Just Enough Pink for a Plan
You used to say there was no such thing as too much pink.
And then you met Enid Sinclair.
Everything about Enid radiated pink, bubbly energy. Her cheerful, heart-on-sleeve smile. Her expressive, vivid eyes. Her cotton-candy, bold hair streak.
"Howdy, desk partner!" Enid squealed, effusively clasping your hands in hers. Her sapphire eyes glittered with the promise of exciting, wonderful things. Enid naturally leaned forward when she spoke, as if sharing the illicit secret that something exotic might happen at any second.
Smiling, you slid into the joint desk. You had a delicious, sparkling feeling that Outcast Cultural Studies wouldn't be as boring as you'd feared. "Hey, I'm-"
"(Y/n) Austin," Enid cheerfully recited. "Telekinetic from Florida. Totally rich." She grimaced; a wide-eyed, sympathetic expression. "And totally humiliated by Bianca at the fountain yesterday."
"Fabulous." you wryly grinned at Enid. "News spreads fast here, huh?"
"Like the wind," Enid agreed, pulling a neon-pink-zigzagged notebook out of her backpack. You set your identical notebook on the desk, and the two of you exchanged a knowing smile. "It's pretty much my job. Being Nevermore's gossip queen and all."
"You're the school's gossip queen?" Your eyebrows raised, intrigued. "Tell me something interesting."
"Okay," Enid giggled, a contagious, thrilling sound that stilled your breath with anticipation. "See Kent over there? He had a nasty foot fungus last semester. He claims it's gone, but I'd stay away."
"Noted." You made a face.
"That's Mack." Enid subtly angled her blond head toward a sour-faced, angular boy. Underneath his striped uniform jacket, Mack slouched in a tattered, grey hoodie. "He claims to be a siren, but nobody's ever seen him swim. Rumors say he's nothing but a normie in blue contacts."
"No. I can see it." You gave Enid a silent, scandalized gasp, eyes sparkling.
You liked Enid. The two of you were like different styles of bags from the same designer. Unique, but both Prada in the end.
"Wewewolf cultuwe," the instructor began, smacking scratchy chalk letters on the board. Professor Ruther was well-groomed, with slicked black hair, a dimpled smile, and an atrocious speech impediment that blurred his "r"s into "w"s.
Throughout the lesson, Professor Ruther weaved through a disturbingly graphic description of werewolf mating that made you and Enid cringe at each other.
"The wewewolf mates fow life," Ruther jumbled, staring seriously at the classroom. "They often live in packs composed of up to five families. A wewewolf without a mate will never be accepted into these communities. Sad, but twue." Beside you, Enid released a stressed, irritated huff. You wondered if the material confused her.

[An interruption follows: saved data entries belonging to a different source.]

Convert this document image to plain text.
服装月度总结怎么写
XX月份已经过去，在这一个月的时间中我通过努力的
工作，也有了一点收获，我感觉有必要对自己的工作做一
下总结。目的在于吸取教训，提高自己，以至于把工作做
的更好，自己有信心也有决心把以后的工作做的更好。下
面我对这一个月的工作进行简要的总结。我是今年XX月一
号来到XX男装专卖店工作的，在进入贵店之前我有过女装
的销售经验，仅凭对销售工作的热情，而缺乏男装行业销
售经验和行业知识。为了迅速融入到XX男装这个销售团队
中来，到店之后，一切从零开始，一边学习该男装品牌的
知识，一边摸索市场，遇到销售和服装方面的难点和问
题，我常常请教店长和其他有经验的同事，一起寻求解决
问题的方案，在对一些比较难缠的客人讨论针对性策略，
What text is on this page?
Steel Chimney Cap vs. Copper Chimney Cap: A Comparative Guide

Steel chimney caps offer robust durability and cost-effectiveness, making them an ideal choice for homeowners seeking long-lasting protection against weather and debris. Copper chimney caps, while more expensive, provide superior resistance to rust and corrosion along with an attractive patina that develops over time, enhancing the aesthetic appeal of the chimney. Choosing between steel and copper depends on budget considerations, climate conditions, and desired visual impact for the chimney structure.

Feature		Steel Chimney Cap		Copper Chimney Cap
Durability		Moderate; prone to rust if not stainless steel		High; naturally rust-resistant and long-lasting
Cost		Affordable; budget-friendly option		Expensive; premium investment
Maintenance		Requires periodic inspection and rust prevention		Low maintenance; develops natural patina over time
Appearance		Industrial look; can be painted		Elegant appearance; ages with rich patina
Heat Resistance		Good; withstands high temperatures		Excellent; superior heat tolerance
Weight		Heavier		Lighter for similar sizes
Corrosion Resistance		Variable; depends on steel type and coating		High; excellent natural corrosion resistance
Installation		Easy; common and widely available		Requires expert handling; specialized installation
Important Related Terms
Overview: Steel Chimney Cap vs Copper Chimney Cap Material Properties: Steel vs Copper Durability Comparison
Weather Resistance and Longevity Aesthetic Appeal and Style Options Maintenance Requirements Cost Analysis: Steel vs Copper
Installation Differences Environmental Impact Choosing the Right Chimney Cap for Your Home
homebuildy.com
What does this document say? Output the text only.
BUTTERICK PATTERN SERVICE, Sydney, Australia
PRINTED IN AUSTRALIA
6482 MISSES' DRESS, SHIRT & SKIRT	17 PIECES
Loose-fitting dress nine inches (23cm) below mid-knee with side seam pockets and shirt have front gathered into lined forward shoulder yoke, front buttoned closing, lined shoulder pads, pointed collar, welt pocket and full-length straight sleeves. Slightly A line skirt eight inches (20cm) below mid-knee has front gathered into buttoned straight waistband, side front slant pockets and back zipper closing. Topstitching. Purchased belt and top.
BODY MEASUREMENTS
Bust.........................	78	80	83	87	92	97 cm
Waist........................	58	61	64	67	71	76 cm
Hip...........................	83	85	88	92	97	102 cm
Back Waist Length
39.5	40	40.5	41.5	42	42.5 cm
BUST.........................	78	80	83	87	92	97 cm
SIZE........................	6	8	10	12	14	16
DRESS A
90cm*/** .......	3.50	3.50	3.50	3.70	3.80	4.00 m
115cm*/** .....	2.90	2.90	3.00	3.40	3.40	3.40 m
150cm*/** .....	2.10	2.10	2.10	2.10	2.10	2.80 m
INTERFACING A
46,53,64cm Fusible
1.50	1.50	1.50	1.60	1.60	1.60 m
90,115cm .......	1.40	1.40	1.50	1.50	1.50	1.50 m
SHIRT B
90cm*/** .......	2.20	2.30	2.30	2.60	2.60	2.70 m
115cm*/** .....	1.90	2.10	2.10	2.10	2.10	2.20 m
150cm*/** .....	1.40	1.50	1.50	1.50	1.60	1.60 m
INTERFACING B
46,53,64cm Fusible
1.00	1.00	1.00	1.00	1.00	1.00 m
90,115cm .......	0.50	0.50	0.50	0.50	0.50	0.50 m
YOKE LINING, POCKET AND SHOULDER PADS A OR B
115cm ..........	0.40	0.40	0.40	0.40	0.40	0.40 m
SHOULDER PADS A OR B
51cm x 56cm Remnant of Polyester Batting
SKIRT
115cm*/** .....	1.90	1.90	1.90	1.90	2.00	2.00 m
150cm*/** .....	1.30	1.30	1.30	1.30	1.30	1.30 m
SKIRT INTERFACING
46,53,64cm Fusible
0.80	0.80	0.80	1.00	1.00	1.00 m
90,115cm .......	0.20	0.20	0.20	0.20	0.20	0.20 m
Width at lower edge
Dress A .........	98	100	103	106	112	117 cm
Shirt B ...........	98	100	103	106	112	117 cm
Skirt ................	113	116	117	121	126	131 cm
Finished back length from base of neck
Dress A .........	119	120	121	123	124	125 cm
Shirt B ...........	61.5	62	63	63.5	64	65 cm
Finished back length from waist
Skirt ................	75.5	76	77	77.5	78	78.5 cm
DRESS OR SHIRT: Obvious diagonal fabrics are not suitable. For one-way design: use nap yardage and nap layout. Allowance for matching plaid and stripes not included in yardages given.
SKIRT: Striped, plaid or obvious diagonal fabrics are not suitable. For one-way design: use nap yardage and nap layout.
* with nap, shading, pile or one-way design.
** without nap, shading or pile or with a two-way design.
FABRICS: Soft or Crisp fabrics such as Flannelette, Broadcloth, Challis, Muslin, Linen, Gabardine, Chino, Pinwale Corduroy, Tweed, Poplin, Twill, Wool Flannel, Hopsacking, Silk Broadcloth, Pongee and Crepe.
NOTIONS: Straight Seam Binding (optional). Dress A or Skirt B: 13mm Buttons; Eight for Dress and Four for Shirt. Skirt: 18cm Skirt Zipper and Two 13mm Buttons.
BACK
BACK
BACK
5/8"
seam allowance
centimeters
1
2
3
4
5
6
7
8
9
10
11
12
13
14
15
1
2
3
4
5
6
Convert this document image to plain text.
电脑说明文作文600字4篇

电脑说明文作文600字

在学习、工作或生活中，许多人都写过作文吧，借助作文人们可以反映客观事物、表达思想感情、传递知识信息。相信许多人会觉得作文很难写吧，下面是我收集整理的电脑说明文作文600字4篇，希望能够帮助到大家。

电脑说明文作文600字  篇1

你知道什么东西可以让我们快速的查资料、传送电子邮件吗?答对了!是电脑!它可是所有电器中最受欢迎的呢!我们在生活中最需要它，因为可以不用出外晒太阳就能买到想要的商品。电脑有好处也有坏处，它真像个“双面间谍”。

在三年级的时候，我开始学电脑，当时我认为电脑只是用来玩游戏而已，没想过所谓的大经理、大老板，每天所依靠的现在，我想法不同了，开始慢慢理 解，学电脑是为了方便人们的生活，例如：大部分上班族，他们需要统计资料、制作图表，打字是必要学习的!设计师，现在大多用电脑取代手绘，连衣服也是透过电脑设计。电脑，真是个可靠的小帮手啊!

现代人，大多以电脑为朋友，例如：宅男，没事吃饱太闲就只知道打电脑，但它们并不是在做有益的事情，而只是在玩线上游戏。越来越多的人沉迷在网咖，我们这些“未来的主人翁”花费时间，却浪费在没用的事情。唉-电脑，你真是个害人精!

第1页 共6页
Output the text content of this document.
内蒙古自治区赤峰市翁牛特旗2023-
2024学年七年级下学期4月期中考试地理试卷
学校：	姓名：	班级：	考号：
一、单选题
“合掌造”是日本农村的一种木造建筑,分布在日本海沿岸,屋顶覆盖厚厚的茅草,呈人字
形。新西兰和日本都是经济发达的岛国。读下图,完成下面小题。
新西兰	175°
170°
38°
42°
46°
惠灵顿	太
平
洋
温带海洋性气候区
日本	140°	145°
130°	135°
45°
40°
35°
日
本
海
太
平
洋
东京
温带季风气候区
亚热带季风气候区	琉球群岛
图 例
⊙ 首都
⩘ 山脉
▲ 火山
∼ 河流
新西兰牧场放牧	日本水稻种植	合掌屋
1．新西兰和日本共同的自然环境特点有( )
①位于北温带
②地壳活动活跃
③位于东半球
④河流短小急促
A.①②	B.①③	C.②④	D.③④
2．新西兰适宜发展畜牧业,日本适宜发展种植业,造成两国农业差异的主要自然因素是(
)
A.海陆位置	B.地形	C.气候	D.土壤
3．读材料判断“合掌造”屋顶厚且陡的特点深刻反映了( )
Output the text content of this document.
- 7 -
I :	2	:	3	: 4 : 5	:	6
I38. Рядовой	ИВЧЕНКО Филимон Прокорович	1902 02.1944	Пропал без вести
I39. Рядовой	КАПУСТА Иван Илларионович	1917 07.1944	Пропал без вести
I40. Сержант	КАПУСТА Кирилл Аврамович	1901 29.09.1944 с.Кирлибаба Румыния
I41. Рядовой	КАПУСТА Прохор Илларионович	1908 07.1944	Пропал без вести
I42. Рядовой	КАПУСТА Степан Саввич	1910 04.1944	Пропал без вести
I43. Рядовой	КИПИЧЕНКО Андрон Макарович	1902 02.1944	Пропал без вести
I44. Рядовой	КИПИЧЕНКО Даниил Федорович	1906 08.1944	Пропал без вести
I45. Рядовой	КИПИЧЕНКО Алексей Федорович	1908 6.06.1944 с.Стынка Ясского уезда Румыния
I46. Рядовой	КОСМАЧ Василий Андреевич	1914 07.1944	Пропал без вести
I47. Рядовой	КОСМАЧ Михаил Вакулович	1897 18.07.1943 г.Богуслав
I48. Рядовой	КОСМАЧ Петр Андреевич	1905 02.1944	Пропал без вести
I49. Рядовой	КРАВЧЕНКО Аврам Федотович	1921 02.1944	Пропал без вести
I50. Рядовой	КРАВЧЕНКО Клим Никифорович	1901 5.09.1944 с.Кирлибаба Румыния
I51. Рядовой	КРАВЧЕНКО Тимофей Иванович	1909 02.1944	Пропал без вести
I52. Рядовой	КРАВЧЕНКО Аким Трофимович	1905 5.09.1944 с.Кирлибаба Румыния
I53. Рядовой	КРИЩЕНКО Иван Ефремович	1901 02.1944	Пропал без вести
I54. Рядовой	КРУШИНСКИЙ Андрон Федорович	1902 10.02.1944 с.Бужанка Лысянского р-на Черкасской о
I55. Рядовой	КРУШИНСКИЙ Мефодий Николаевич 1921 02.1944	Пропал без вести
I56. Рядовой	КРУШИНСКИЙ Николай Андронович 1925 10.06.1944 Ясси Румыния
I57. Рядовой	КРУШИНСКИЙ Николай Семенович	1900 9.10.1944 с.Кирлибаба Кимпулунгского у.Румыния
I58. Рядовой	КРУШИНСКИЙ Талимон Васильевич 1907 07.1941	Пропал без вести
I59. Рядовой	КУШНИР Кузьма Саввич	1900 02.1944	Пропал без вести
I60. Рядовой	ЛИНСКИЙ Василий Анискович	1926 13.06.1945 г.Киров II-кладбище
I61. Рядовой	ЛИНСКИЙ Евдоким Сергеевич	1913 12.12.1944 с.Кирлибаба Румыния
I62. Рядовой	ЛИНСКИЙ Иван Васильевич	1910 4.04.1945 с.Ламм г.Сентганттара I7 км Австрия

After Outcast Cultural Studies, Enid whirled on you with an urgency that swished her papers off the desk like autumn leaves scattered by wind.
"I pretty much zoned out that entire awful lesson," she admitted, but her eyes glowed with an unspoken idea. "Let's hangout tonight. I know how you can make your epic social comeback."
"Oh my gosh, I'm so down," you agreed, enthusiastically shoving your notebook back inside your bag. "I could use some girl time."
After your last class, you trekked up the steep staircase, slightly winded as you approached room 17.
"What do you mean we can't hang out in your room anymore?" An outraged, rich voice slithered out with the yellow lamplight from underneath the door.
"Bianca, c'mon, baby." Xavier's voice, softer and gentler than you'd ever heard it. The thought of your reclusive, steel-eyed
roommate's romance directed at a girl like Bianca repulsed you with an unpleasant emotion akin to jealousy.
"What's with this ridiculous 'roomie rules' paper?" The sharp shhh of tearing paper. A breathy scoff. "Why does it look like a girl wrote it?"
"My new roommate's a girl, Bianca."
"Oh, yeah? Who? I'll get her to drop out of Nevermore in three weeks, tops."
Silvery bells tinkled in your mind like a stage cue. With a dangerous rush of confidence, you stalked into the room, fluffing your hair in the door mirror and pretending not to notice your shocked, contemptuous intruder. After performatively spritzing yourself with vanilla sugar perfume, you deliberately turned around and feigned a surprised smile.
You had a thing for dramatic entrances.
"Why, Bianca. I see you've met my roommate."